Climate Change and Geopolitics Workshop | June 24, 2021

July 21, 2021
By Scott Moore | Perry World House

The acceleration of climate change impacts makes it ever more apparent that climate change will be a defining feature of international relations, international security, and geopolitics for the foreseeable future. Yet for the most part, these fields lack a clear and coherent set of organizing principles to guide scholarly thinking on the effects and implications of climate change.

At the same time, recent debates over engaging China on climate change indicate that climate and energy policy must take greater account of the prevailing paradigm of great power competition. The policy relevance of these issues is highlighted by Executive Order 140008, signed by President Biden on January 27, 2021, which orders government agencies to identify and “mainstream” climate-related risks and issues into policy and strategic planning. 
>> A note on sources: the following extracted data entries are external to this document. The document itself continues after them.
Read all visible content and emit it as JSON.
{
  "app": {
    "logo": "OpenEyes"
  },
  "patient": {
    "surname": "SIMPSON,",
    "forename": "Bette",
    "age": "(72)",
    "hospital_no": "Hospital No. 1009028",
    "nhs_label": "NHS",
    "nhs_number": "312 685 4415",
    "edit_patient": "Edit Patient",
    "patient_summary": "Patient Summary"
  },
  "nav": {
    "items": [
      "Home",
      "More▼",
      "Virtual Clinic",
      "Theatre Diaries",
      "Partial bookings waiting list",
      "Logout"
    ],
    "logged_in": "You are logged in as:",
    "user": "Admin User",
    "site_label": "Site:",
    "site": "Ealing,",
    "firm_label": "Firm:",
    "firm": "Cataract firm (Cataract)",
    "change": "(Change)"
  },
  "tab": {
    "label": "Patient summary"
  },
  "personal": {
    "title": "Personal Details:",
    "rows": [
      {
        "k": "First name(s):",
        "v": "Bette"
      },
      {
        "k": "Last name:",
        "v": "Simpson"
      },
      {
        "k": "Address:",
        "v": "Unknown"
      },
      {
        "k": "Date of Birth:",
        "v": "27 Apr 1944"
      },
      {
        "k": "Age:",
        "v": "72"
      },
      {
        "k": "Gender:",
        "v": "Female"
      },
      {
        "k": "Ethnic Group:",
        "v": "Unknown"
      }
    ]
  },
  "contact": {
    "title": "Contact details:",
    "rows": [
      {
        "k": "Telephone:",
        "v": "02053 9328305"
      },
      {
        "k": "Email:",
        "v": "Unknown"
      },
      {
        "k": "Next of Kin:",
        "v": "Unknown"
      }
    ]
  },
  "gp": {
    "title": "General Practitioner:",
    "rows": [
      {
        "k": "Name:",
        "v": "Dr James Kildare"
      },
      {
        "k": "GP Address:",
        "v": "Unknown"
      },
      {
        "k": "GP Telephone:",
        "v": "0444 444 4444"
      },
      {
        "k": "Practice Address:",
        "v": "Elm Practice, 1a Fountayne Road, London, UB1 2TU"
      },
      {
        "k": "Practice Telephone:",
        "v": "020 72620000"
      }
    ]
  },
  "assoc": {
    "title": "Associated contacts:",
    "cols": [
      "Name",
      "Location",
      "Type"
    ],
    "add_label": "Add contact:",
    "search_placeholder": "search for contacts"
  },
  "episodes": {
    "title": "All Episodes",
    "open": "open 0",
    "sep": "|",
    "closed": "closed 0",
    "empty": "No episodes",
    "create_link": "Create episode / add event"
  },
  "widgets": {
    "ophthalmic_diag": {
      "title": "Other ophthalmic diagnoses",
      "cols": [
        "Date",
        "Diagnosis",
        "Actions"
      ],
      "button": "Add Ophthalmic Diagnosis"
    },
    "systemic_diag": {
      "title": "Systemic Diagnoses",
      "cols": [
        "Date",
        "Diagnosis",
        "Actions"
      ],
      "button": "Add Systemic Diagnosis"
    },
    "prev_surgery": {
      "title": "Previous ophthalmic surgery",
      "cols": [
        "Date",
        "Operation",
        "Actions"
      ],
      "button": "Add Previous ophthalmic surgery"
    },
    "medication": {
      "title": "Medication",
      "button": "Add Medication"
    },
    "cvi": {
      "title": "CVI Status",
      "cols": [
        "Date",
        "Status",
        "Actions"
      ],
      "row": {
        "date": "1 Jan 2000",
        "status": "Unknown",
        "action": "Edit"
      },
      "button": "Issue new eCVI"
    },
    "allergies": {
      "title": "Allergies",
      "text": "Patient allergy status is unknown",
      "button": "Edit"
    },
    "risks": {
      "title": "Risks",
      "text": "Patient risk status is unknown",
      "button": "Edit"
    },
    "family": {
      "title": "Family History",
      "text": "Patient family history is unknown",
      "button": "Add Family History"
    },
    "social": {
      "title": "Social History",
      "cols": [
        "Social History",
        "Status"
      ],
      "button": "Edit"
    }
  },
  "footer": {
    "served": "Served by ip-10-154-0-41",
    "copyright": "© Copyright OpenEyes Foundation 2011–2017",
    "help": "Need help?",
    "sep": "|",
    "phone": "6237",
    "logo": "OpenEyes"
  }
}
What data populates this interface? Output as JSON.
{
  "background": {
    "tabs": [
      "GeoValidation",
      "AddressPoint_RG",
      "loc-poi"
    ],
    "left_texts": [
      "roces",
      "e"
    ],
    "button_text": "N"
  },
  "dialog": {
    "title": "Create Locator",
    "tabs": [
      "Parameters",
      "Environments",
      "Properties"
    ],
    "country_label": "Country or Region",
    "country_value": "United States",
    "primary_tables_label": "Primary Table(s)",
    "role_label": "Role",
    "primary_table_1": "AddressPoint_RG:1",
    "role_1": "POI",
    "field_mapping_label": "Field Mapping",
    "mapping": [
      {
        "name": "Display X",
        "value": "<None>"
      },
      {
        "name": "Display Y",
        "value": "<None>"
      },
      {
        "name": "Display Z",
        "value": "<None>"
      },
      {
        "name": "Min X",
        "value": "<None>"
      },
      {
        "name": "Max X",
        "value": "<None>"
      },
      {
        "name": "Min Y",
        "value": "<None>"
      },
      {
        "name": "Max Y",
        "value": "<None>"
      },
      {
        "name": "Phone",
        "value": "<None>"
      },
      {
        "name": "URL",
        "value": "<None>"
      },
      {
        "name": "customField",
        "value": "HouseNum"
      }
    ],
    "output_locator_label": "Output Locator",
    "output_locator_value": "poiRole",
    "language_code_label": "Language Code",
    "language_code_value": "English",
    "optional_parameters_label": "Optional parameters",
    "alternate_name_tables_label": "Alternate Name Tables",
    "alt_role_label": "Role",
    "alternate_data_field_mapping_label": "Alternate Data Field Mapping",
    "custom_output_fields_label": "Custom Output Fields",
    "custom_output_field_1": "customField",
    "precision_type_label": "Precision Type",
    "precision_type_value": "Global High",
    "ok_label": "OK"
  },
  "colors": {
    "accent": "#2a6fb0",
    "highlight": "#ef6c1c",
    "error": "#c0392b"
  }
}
To help address these issues, Perry World House convened a diverse group of scholars and policymakers for a workshop on Climate Change and Geopolitics on June 24, 2021. The gathering fostered greater dialogue between scholars of international relations, security, and geopolitics on the one hand and climate change and the environment on the other, both within their respective communities and with each other. This dialogue addressed specific theoretical and practical questions, such as the durability of the nation-state-centric world order and corresponding role of non-state and sub-state actors; and how to reconcile the need for collective action on climate change amidst pervasive geopolitical, economic, and ideological rivalry between the United States, China, and other powers.
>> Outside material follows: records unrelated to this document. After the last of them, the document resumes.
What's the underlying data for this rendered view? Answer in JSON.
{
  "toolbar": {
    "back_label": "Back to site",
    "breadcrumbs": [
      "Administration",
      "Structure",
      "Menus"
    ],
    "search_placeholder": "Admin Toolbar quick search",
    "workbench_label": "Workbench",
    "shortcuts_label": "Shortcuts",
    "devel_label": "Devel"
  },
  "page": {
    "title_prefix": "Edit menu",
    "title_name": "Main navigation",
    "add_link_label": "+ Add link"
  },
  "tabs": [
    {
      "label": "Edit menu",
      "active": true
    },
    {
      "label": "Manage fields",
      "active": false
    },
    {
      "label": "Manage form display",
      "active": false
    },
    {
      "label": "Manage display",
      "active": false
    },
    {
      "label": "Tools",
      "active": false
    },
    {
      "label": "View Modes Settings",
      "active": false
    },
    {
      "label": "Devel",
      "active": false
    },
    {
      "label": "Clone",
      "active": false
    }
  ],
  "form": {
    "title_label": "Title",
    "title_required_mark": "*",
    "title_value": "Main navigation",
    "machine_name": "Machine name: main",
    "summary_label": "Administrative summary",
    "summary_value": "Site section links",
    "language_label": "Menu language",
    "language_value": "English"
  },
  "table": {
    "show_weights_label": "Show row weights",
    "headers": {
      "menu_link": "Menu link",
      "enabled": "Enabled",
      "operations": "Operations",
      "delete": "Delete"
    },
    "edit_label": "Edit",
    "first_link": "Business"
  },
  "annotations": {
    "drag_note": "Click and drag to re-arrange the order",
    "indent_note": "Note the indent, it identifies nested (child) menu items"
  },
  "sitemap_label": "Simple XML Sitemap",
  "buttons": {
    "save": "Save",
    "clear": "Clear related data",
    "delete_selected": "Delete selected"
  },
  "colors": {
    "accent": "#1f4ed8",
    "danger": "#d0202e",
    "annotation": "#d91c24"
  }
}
The convening included three sessions, each of which aimed to address a specific set of questions within these overall topics and to assess the implications for policy at every level. The first addressed “Implications of Climate Change for the International Order: Non-State Actors, International Trade, Migration,” asking: What existing or potential climate impacts are ignored or insufficiently addressed by the current international institutional framework? Who should take the lead in filling these gaps? The second looked at the “Geopolitical and Security Dimensions of Climate Change: China, Transatlantic Relations, Gulf States, and International Organizations.” Participants spoke to how climate change will re-order relations between the United States, other major powers, and international organizations, as well as what policymakers need to do to respond. The final session picked up on this angle, as leading policy experts from municipal and national governments, the United Nations, think tanks, and the private sector answered: What do scholars miss about policymaking at the intersection of climate and national security policy? How can scholars and researchers help inform better policy?
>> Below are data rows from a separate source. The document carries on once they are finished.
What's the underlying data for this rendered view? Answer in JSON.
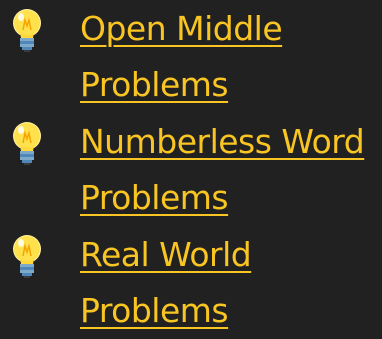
{
  "links": [
    {
      "label": "Open Middle Problems"
    },
    {
      "label": "Numberless Word Problems"
    },
    {
      "label": "Real World Problems"
    }
  ],
  "icons": {
    "bullet": "lightbulb-emoji-icon"
  },
  "colors": {
    "background": "#212121",
    "link": "#f9c523"
  }
}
At least four major themes emerged from the workshop as a whole that help to identify gaps in the current academic literature and in the understanding of policymakers. First, the nexus between climate change and geopolitics is relatively well explored with respect to a few countries or regions, especially the Arctic, high-latitude countries, and China, but not well covered in the literature with respect to other countries and regions. Second, the increasing centrality of climate change in international security is creating more complex dilemmas and tradeoffs between climate action and other normative issues and concerns. Perhaps the most poignant of these are accounts of forced labor and human rights abuses in China’s renewable energy supply chain, much of which is located in Xinjiang. Third, standard climate science products are not well geared to the needs of policymakers. While climate data itself is abundant, much of it is still not presented in an easily digestible form to policymakers, potentially increasing the possibility that policymakers have not fully internalized the risks of phenomena like non-linear climate effects, which are difficult to communicate succinctly. Fourth, finally, and on a related note, more sophisticated and spatially downscaled data and analysis are needed to help present policymakers with a more complete picture of climate risk, including not just changes to the physical environment but also the distribution of people and resources and their relationship to social and political systems.

Perhaps most important of all, the workshop created and strengthened a network of scholars and policymakers interested in exploring the impact of climate change on international security, and international security experts interested in addressing climate change, that can help support future work at the intersection of climate change and geopolitics. Watch this space!

This workshop was organized with support from Carnegie Corporation of New York.